Most of our lives, we have equated capitalism with democracy. People have the right to make money at the expense of someone else. Lights, gas, water – all natural resources have been privatized as corporations make millions at the hands of our suffering, and we are taught that this is the “American way.”

Retirees put their trust in these same corporations, and allowed these snakes to invest their pensions in stock market ventures, and now that their precious dollars are gone, the message is, “too bad!” We have seniors living well below the poverty level, juggling decisions to pay bills or pay for prescriptions, and we are okay with that?
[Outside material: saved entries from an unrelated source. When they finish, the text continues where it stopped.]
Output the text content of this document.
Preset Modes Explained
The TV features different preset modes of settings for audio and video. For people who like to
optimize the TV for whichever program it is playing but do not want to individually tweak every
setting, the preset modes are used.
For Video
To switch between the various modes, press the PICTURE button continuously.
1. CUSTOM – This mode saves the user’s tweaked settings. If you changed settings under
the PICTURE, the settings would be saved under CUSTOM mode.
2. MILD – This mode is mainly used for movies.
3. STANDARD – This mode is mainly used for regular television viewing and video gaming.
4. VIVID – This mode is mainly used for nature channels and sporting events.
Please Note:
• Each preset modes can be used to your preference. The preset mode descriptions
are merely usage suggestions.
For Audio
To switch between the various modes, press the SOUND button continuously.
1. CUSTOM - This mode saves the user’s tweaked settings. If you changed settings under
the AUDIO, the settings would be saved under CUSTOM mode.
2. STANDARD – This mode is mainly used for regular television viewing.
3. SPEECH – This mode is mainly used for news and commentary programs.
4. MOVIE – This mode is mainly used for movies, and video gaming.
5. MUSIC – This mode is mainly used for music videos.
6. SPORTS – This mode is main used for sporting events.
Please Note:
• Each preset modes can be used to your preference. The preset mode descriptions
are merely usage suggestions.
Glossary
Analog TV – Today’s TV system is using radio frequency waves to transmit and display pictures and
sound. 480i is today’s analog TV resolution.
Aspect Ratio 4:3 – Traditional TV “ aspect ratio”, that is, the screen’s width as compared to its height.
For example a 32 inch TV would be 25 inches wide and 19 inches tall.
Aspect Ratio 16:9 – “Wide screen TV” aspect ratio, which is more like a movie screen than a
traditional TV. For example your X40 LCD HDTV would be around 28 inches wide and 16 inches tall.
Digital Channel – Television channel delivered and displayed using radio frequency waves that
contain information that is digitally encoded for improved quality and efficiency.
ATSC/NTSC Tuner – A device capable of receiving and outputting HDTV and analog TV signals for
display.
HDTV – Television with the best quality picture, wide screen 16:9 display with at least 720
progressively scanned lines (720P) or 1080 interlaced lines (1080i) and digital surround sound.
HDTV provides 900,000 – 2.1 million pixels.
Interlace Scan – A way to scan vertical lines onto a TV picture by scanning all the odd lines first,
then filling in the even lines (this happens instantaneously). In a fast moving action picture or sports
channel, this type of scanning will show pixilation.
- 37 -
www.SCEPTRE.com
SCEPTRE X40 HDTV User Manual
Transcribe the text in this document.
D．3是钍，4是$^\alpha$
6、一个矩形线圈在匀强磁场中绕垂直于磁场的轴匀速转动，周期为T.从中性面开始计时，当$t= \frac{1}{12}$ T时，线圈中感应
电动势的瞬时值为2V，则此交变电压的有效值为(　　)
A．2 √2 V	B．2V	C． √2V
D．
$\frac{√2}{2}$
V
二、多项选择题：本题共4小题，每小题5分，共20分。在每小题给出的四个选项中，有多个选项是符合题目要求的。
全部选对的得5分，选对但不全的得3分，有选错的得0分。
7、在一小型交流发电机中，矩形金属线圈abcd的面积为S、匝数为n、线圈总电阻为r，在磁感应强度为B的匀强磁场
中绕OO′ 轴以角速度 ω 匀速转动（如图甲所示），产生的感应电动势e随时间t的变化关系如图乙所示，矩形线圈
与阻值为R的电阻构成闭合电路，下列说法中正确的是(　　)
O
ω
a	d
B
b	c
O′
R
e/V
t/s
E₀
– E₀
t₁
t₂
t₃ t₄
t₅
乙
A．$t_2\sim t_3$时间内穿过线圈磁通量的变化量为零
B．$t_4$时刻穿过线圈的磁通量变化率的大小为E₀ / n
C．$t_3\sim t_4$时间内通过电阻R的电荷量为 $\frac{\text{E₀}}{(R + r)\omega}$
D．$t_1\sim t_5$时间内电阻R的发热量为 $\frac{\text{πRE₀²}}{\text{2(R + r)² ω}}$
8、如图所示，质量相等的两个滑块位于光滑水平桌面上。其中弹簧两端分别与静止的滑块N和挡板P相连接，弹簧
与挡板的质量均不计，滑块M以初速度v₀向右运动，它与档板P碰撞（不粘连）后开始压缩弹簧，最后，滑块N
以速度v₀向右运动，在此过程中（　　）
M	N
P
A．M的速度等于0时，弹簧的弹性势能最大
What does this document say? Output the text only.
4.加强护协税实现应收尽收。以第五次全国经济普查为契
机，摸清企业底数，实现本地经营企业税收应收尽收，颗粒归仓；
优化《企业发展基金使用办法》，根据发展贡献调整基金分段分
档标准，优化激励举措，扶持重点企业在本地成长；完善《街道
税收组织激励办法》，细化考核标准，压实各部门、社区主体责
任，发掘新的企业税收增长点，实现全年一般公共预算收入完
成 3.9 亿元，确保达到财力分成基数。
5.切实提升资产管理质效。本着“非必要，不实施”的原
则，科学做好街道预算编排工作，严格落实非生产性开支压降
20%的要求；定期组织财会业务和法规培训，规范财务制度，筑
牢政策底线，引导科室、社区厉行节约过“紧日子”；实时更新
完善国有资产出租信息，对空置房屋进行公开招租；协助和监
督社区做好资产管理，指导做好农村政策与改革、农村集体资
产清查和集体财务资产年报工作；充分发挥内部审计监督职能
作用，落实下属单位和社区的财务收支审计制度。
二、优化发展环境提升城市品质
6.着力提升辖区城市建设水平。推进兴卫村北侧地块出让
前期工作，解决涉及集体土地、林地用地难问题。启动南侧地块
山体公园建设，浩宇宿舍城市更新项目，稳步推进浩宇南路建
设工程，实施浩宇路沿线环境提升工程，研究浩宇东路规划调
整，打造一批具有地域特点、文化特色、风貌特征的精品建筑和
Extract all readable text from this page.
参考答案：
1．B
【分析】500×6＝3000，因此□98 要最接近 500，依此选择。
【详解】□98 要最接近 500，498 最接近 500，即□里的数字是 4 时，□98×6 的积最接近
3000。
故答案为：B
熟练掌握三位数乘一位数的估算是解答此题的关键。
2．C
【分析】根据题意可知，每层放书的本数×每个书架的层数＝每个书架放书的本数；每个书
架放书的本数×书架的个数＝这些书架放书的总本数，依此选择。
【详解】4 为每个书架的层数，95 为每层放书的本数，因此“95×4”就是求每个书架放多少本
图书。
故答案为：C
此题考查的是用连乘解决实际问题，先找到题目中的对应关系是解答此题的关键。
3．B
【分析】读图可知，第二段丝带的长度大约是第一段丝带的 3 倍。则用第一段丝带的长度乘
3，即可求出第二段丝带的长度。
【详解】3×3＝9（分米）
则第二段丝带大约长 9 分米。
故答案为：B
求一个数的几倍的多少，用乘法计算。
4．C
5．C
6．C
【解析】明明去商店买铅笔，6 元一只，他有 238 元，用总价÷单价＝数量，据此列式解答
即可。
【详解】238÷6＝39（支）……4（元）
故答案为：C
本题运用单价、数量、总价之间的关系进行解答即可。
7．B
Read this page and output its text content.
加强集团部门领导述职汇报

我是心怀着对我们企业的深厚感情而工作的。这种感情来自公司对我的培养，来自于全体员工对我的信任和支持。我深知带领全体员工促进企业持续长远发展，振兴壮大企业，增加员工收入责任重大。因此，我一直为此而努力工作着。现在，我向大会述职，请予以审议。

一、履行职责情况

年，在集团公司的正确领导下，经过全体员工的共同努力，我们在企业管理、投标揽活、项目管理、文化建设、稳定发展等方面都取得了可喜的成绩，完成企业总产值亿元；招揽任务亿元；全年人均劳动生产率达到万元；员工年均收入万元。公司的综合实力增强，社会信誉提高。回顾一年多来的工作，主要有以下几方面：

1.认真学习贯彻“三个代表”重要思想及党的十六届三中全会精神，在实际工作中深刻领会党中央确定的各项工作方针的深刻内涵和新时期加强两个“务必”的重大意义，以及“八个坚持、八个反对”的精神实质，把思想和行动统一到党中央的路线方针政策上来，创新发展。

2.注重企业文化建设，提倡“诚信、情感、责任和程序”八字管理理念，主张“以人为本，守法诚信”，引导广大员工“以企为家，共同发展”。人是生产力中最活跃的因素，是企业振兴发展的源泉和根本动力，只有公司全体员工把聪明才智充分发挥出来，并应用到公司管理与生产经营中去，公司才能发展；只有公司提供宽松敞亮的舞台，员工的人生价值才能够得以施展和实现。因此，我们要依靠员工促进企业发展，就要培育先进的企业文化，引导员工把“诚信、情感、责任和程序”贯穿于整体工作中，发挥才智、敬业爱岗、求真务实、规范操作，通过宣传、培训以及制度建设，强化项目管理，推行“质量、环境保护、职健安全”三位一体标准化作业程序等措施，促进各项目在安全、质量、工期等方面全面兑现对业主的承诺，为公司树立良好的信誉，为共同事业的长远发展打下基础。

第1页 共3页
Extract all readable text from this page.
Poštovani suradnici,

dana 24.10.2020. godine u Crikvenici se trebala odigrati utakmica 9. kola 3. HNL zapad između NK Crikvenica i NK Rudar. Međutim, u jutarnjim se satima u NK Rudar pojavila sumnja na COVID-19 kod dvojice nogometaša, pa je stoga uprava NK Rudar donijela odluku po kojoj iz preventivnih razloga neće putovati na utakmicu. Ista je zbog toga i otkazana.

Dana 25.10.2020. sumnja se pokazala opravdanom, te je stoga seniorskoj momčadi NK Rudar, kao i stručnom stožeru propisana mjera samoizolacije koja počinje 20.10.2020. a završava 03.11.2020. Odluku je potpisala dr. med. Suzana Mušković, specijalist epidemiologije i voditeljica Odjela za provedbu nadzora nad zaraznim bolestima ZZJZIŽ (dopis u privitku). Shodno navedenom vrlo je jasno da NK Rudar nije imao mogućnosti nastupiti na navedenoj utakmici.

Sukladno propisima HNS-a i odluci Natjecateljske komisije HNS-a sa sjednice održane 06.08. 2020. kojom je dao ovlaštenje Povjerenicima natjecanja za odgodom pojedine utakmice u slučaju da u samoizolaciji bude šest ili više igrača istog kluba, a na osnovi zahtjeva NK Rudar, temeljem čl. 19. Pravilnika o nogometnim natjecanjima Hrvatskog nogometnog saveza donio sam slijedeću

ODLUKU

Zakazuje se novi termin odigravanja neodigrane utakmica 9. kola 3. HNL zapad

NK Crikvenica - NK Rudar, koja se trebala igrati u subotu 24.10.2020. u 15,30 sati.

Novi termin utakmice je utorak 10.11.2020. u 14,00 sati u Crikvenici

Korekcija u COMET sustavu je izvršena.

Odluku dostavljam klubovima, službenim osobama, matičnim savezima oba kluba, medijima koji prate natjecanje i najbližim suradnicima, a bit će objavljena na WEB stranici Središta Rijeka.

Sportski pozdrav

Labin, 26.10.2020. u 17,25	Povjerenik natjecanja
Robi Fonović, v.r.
Veterans who served honorably are living in homeless shelters, and we are okay with that? Southern congressional officials are demanding that northern workers accept the no-benefit salaries paid to non-union workers, and we are okay with that?

Capitalism doesn’t mean democracy, it equals terrorism.

The door is open to start rebuilding the country based on a new standard of living. Welfare Rights supports a guaranteed annual income for those unable to secure employment that maintains a level of existence well above poverty. If we can spend $10B per month over eight years for wars, we can keep people fed, clothed, and out of harms way.

The technology exists today to feed folk, to build cars that run on vegetable oil, to build affordable homes, to provide healthcare, and to make America closer to the dream that it was built on. We have to construct a new point of view that emphasizes that the needs of the many are more important than the needs of the few. Thank you, Mr. Spock! Happy Holidays to All!

Monday, December 8, 2008

Groceries in Exchange for Guns

This weekend in Los Angeles, Sheriff Deputies concluded two weeks of Gifts for Guns--a community safety program that allows residents to anonymously turn in their guns in exchange for gifts cards. The strong response--965 firearms, including a Soviet-era semiautomatic carbine, plus two hand grenades--surprised even veteran deputies who believed participation was driven by the economic difficulties faced by families. One man who was recently laid off from his job told deputies that he needed to exchange his five guns to be able to get groceries for his family.

The gift cards were from Ralphs (a Kroger-owned grocery chain), Target, and Best Buy. The program is paid for mostly by the County of L.A, along with donations from these retailers and the City of Compton. Similar programs have been run in San Francisco and New York.

Last month, new statistics were released that ranked Detroit with the third highest crime rate in the nation. Residents of Detroit regularly view horrendous news stories of shootings involving innocent children and by-standers.

MWRO believes the Wayne County Sheriffs Dept. and the Detroit Police Dept. should create the Gifts for Guns program in Detroit. Not only would this get many guns off our streets but it would help hungry and needy families get the necessities they need, especially at this time of the year.